“They come in, look for the most expensive books that are the easiest to get without a lot of people seeing,” he said.
He said the suspects, who he described as professional shoplifters, were able to steal the textbooks by removing the loss prevention tag. Powell said he thinks they made at least two or three successful shoplifting attempts.
The Alert Carolina message also said the suspects have been seen on campus driving a van or light-colored SUV with a Florida license plate.
Because a PID is required to sell textbooks back to the bookstore, Powell said the suspects made up a story to solicit sympathetic students on Stadium Drive to sell the stolen textbooks after unsuccessfully attempting to do so themselves.
Powell said the suspects told students they were from out of town and were trying to get home, but the bookstore wouldn’t buy the books because they weren’t students.
“These folks will come in and try to make out with the textbooks in backpacks and then they will approach students and ask them to bring (the books) back and get cash refunds,” said Randy Young, spokesman for DPS.
He said the suspects were identified in April by a freshman who mentioned she was selling the textbooks for someone else when she purchased the books.
“They probably asked a lot of people but ended up finding a freshman who was just trying to help them,” he said.
With the help of that student, Powell said they were able to identify the men when they attempted to steal textbooks again Aug. 30. The suspects failed to remove all of the loss prevention tags, which set off the alarm, and were asked to leave the store.
Young said he believes there might be more incidents related to the investigation.
“Informational emails are sent when there is a series of related crimes and that’s the case here,” he said. “We’re not only looking to identify (the suspects), but we also don’t want anyone else falling for this.”
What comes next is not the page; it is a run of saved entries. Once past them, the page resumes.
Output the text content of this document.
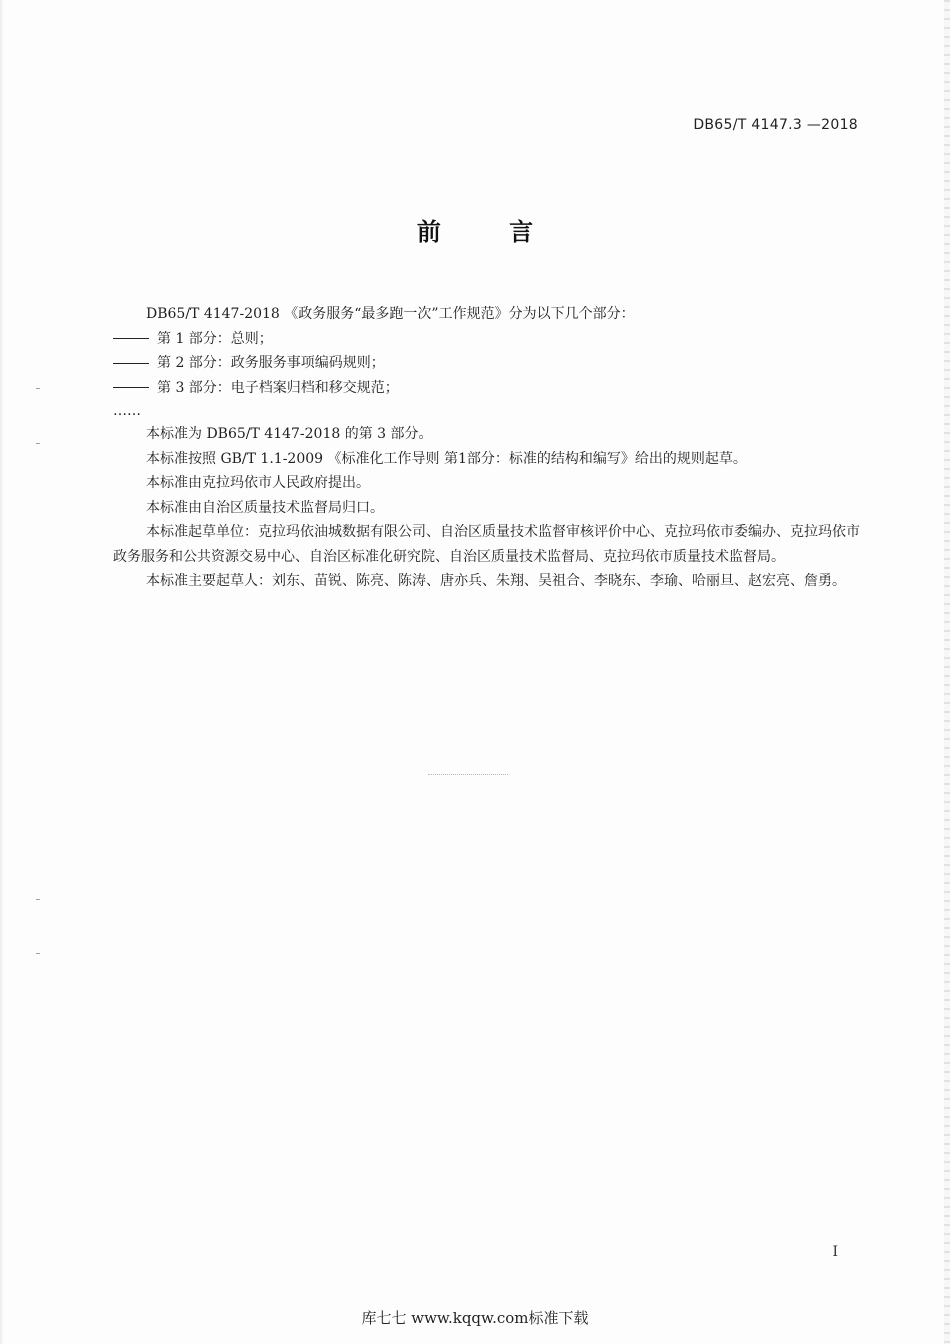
DB65/T 4147.3 —2018
前 言

DB65/T 4147-2018 《政务服务“最多跑一次”工作规范》分为以下几个部分：

第 1 部分：总则；

第 2 部分：政务服务事项编码规则；

第 3 部分：电子档案归档和移交规范；

……

本标准为 DB65/T 4147-2018 的第 3 部分。

本标准按照 GB/T 1.1-2009 《标准化工作导则 第1部分：标准的结构和编写》给出的规则起草。

本标准由克拉玛依市人民政府提出。

本标准由自治区质量技术监督局归口。

本标准起草单位：克拉玛依油城数据有限公司、自治区质量技术监督审核评价中心、克拉玛依市委编办、克拉玛依市政务服务和公共资源交易中心、自治区标准化研究院、自治区质量技术监督局、克拉玛依市质量技术监督局。

本标准主要起草人：刘东、苗锐、陈亮、陈涛、唐亦兵、朱翔、吴祖合、李晓东、李瑜、哈丽旦、赵宏亮、詹勇。

I
库七七 www.kqqw.com标准下载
Young said DPS is requesting information from anyone who has been approached and is asking students to report to DPS immediately if they are approached.
“The loss of the books is one thing, but to involve a student and endanger a student in some way is something we’re trying to prevent,” Powell said.
Sophomore Becka Brown said she thought Student Stores’ strict policies would deter shoplifters.
“Honestly, it seems like pretty tight security to me,” she said.
“They’ve got the system down so that (thefts) are not a common thing.”
Freshman Samantha Elkins said if she were to be approached, she doesn’t think she would fall for the scheme.
“It’s kind of the same as when you have (homeless people) on Franklin trying to ask for money,” she said.
“You just have to kind of brush it off and keep going.”